Now, consider a such random variables Y_1, …, Y_a \stackrel{i.i.d}{\sim} \hat{F}_{n}. Then, there are a total of n^{a} equally-likely realizations of (Y_1, …, Y_a). For example, all Y_i could equal X_1, all Y_i could equal X_n, or anything in between such as (Y_1 = X_3, Y_2 = X_n, Y_3 = X_n, …, Y_a = X_4).

The Y_i are independent and thus the plug-in estimator of an expectation functional is equal to

    \[ V_n = \mathbb{E}_{\hat{F}_{n}} ~\phi(Y_1, …, Y_a) = \int … \int \phi(Y_1, … Y_a) ~d\hat{F}_{n}(y_1)~… ~ d\hat{F}_{n}(y_n). \]

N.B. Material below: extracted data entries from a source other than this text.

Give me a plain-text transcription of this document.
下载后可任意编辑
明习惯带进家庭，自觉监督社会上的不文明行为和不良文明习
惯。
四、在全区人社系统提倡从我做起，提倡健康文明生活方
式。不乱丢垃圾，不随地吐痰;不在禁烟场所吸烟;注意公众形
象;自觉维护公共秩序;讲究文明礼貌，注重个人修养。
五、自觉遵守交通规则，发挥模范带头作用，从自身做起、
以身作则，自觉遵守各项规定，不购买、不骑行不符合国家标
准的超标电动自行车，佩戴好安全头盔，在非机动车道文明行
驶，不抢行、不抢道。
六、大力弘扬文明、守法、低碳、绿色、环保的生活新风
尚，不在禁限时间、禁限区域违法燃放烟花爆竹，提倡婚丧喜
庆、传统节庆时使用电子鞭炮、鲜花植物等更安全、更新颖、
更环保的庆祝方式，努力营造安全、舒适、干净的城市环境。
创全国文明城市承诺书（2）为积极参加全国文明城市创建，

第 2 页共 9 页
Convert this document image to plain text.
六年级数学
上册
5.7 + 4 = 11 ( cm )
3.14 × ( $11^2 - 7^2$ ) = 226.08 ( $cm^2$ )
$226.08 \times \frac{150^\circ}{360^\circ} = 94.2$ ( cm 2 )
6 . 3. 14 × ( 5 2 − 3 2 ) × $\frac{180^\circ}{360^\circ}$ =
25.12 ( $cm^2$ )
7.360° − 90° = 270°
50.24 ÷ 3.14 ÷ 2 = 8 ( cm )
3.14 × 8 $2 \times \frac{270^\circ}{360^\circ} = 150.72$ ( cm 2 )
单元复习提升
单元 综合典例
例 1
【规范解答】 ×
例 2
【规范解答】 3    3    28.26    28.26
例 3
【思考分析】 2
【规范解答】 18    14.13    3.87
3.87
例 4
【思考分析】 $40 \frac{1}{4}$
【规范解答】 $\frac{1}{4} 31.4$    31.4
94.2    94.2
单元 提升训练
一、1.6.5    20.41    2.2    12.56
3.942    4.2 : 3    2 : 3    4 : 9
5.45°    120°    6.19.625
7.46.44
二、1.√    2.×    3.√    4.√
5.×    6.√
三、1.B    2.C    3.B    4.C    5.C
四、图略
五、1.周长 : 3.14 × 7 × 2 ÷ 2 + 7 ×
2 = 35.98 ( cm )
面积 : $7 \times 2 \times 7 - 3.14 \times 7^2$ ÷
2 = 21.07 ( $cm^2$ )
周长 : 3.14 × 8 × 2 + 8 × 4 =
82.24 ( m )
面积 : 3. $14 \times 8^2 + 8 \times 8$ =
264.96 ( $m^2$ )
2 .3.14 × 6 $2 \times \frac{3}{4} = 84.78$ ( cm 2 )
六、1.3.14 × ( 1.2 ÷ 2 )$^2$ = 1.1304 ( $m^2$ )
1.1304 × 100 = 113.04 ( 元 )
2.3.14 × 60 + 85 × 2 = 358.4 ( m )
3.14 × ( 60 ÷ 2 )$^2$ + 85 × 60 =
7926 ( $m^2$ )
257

Since \hat{F}_n is discrete and the support of each Y_i is the random sample X_1, …, X_n, the plug-in estimator V_n can be explicitly expressed as,

    \[ V_n = \frac{1}{n^a} \sum_{i_1 = 1}^{n} \sum_{i_2 = 1}^{n} … \sum_{i_a = 1}^{n} \phi(X_{i_1}, X_{i_2}, …, X_{i_a}) \]

so that V_n is the sample average of \phi evaluated at all n^a possible realizations of (Y_1, …, Y_a), or equivalently, the sample average of \phi evaluated at all n^{a} permutations of size a from X_1, …, X_n.

Bias of V-statistics

When a = 1, the V-statistic takes the form of a traditional sample mean,

    \[ V_n = \frac{1}{n} \sum_{i_1 = 1}^{n} \phi(X_{i_1}) \]

which is unbiased and its asymptotic distribution is provided by the central limit theorem,

    \[ \sqrt{n} (V_n - T(F)) \rightarrow N(0, \sigma^2). \]

Now, consider the form of V_n when a = 2,

    \[ V_n = \frac{1}{n^2} \sum_{i_1 = 1}^{n} \sum_{i_2 = 1}^{n} \phi(X_{i_1}, X_{i_2}).\]

Notice that the sum contains terms for which i_1 = i_2. We can expand the sum to make these terms explicit,

    \[V_n = \frac{1}{n^2} \left\{ \mathop{\sum\sum}\limits_{i_1 \neq i_2} \phi(X_{i_1}, X_{i_2}) + \sum_{i_1 = 1}^{n} \phi(X_{i_1}, X_{i_1})\right\}.\]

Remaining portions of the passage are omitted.